The recession came and went, but the cuts to higher education stayed.
“Even though there have been recent increases in per-student funding, those increases haven’t been significant enough to make up for past-year cuts,” says lead author Michael Mitchell.
State higher education spending per student, adjusted for inflation, is down 20 percent—or $1,805—between the 2008 and 2015 fiscal years, according to the report. Tuition, meanwhile, is up 29 percent, or $2,068, on average.
Over the period, per-student spending was up in just three states, rising 35.5 percent in North Dakota, 5.4 percent in Wyoming and 3.9 percent in Alaska. The remaining states have all cut higher education funding, with 31 cutting per-student funding by more than 20 percent.
Arizona has seen the most dramatic decline, posting a 47 percent drop in inflation-adjusted, per-student spending since 2008. And the legislature and governor just this March signed off on a budget that cut higher education by an additional $99 million. In Louisiana, which posted the second-highest decline since 2008, higher education this week averted hundreds of millions of dollars in cuts, according to local reports.
Why states cut higher education
When the recession hit, starting in late 2007, tax revenues took a nosedive. While revenues by the end of last year were up 2 percent since the onset of the recession, the majority of states still hadn’t recovered.
And instead of implementing a mix of tax hikes and spending cuts, states responded mostly with cuts.
“States relied disproportionately on damaging cuts to close the large budget shortfalls they faced over the course of the recession,” CBPP notes in the report.
From the 2008 to 2012 fiscal years, states closed 45 percent of their budget gaps through spending cuts but only 16 percent with taxes and fees, the report finds. The rest came from federal aid, reserves and other sources. Had they raised revenue, higher education could have been spared some of the deep cuts, the authors argue.
Public colleges and universities have cut staff and programs.
Data on public institution spending is hard to come by, but they have responded largely by scaling back.
“Since the start of the recession, in response to state budget cuts colleges and university systems across the states have eliminated administrative and faculty positions (in some instances replacing them with non-tenure-track staff), cut courses or increased class sizes, and in some cases, consolidated or eliminated whole programs, departments, or schools,” CBPP notes.
West Virginia University has fired 13 employees and left more than 100 positions unfilled; last fall the University of Southern Maine cut 50 faculty members and canceled two academic programs; Pennsylvania’s 14 state-owned universities have cut 95 academic programs from 2011 to 2014.
Tuition rose as aid was cut.
Since 2008, every single state has seen inflation-adjusted tuition rise.

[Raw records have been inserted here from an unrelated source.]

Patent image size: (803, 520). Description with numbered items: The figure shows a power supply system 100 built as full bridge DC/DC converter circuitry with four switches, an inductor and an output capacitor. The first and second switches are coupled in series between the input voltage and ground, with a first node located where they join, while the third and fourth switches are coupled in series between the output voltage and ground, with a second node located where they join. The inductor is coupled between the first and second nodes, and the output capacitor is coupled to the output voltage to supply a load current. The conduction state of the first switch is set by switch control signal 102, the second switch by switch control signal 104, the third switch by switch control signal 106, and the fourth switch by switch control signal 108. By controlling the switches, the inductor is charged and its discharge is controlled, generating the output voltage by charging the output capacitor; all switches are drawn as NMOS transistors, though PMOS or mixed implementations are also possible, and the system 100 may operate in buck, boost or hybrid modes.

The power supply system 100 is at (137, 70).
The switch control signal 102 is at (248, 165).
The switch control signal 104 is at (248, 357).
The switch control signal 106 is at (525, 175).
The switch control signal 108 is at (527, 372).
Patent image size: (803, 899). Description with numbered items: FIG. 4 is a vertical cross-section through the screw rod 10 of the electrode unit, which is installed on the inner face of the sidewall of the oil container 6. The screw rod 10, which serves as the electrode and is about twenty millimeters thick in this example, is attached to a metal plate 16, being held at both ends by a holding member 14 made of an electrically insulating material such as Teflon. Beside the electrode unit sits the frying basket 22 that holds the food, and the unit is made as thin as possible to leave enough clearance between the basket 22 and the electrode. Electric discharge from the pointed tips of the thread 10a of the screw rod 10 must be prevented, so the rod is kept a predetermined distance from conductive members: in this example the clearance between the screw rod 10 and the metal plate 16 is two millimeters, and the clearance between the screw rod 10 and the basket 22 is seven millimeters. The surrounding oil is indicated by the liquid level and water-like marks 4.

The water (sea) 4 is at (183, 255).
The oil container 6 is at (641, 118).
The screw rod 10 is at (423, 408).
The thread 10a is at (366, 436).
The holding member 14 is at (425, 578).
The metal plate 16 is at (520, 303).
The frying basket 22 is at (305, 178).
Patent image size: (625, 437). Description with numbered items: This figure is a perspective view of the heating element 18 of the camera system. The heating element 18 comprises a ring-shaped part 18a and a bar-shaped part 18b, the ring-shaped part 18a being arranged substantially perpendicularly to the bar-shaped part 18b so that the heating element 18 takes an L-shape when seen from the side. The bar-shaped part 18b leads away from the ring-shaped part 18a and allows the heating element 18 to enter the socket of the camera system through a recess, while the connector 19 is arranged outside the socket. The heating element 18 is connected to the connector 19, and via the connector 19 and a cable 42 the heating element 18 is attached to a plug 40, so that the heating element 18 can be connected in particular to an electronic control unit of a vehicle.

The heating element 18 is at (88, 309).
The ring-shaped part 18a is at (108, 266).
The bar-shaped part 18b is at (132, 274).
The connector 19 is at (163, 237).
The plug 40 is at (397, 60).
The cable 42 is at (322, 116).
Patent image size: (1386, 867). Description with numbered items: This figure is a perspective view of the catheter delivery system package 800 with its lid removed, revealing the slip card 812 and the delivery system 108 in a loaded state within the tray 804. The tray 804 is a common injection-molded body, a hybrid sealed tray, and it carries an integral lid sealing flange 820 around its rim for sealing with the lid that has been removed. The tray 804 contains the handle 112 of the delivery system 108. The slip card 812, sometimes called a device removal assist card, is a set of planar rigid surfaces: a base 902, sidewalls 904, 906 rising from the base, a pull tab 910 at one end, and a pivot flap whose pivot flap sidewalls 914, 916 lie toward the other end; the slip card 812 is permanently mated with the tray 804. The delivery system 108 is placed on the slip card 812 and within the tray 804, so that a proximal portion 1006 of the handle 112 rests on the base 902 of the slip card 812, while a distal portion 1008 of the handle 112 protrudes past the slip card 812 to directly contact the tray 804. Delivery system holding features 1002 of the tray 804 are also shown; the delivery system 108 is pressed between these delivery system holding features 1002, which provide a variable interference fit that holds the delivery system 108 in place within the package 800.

It is up by just under 4 percent in Montana and as much as 84 percent in Arizona.
From 2005 to 2008, states provided roughly 62 percent of higher education funding with about 32 percent coming from tuition, according to the State Higher Education Executive Officers. But as the recession’s impact played out, states made cuts and tuition accounted for a greater source of revenue.
As of last year, the state share of higher education funding is down to 51 percent with tuition accounting for 43 percent.
But the cuts are subsiding
While the vast majority of states have yet to recover to pre-recession levels, most did raise higher education funding last year. Per-student funding was up nearly 4 percent nationally, with 37 states raising it. Still, the remaining states cut funding. In five—Alaska, Arkansas, Kentucky, Texas and West Virginia—per-student funding was cut by more than $100. Most states spend between $5,000 and $8,000 per student.
In fact, state aid overall was raised by 6 percent two years ago and 4 percent last year.